The settle and tick loops previously re-evaluated all evaluation steps on every boundary convergence pass. For nested contexts, this scales linearly with nesting depth times total nodes — painful at depth 10.

The fix reuses the dirty propagation infrastructure from the event-driven path. When boundary slots change, we mark them dirty and propagate through only affected downstream steps. The improvement scales with nesting depth:

DepthWorklistOld (full re-eval)Speedup
13.5µs4.1µs1.2x
37.0µs19.7µs2.8x
58.5µs42.8µs5.0x
1012.5µs127.5µs10.2x

Pure-alias contexts (the common case) hit an early return and see no overhead.

Fixes

An audit of the signal map against compiler mechanics uncovered three issues. First, node removal only cleaned destination-side entries in the connectivity map, leaving stale source-side entries for removed nodes. Second, alias targets incorrectly included non-alias context boundary ports — ports using buffer or tick-sync handoff modes need separate slots in the compiler, not aliases.
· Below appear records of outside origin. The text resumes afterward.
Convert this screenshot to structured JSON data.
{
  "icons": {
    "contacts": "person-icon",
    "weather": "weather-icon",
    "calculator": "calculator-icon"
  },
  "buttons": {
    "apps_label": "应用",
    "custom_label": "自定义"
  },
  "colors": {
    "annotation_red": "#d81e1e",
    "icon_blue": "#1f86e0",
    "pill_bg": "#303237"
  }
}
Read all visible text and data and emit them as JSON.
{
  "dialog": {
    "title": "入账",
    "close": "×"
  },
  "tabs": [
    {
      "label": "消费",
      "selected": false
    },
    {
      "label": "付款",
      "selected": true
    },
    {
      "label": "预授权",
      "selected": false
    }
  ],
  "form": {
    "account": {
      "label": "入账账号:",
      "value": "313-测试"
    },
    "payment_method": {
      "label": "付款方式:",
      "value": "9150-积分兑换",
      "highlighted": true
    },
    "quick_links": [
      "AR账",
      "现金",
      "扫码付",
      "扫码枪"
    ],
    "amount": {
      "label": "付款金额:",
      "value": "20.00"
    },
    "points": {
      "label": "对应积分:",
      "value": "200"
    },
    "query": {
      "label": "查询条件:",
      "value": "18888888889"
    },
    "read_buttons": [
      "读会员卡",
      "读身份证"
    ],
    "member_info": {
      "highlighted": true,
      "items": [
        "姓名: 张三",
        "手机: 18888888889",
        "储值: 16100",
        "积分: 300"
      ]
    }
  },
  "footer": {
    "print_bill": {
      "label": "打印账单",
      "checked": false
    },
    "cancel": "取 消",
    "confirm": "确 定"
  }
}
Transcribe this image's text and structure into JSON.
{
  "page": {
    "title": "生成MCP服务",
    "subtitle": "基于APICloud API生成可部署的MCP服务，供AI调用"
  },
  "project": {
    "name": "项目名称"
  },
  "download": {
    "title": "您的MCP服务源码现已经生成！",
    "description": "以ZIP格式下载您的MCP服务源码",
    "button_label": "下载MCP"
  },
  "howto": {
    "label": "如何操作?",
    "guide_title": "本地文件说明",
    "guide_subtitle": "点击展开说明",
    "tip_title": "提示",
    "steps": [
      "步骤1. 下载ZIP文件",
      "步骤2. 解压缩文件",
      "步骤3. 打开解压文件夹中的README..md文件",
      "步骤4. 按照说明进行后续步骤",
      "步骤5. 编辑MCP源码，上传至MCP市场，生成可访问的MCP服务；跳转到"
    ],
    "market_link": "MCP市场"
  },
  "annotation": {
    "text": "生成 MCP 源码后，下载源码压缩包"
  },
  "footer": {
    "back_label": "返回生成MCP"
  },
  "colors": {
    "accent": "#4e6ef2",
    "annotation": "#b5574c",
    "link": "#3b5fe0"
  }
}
Third, the compiler was still chain-walking to resolve aliases O(chain_length) despite having pre-resolved alias data available. All three are fixed, with the compiler now using O(1) lookups against the pre-built alias map with a chain-walk fallback.

Considerations

We chose an all-or-nothing derived data rebuild (aliases + context links + merged topo order) over incremental patching, accepting rebuild cost for correctness guarantees. The dependency graph itself provides the information needed for targeted rebuilds when scale demands it — we’re building the map before we optimize the route.

We chose relay chain walking over alias-based resolution for context dependency tracking, accepting a separate code path in exchange for robustness. Aliases can dead-end at boundary ports with non-alias sync modes, but the raw connectivity chain always reaches the source.

Validation

The signal map layer has 32 unit tests including 7 dedicated to context dependency tracking (sibling deps, chain dependencies, relay chain resolution, cleanup on removal, among others). The end-to-end suite covers 12 scenarios including nested alias resolution across three levels and FPGA register tick values through nested contexts — both were failing before this week’s fixes and now pass. Full workspace: 668 tests, zero regressions.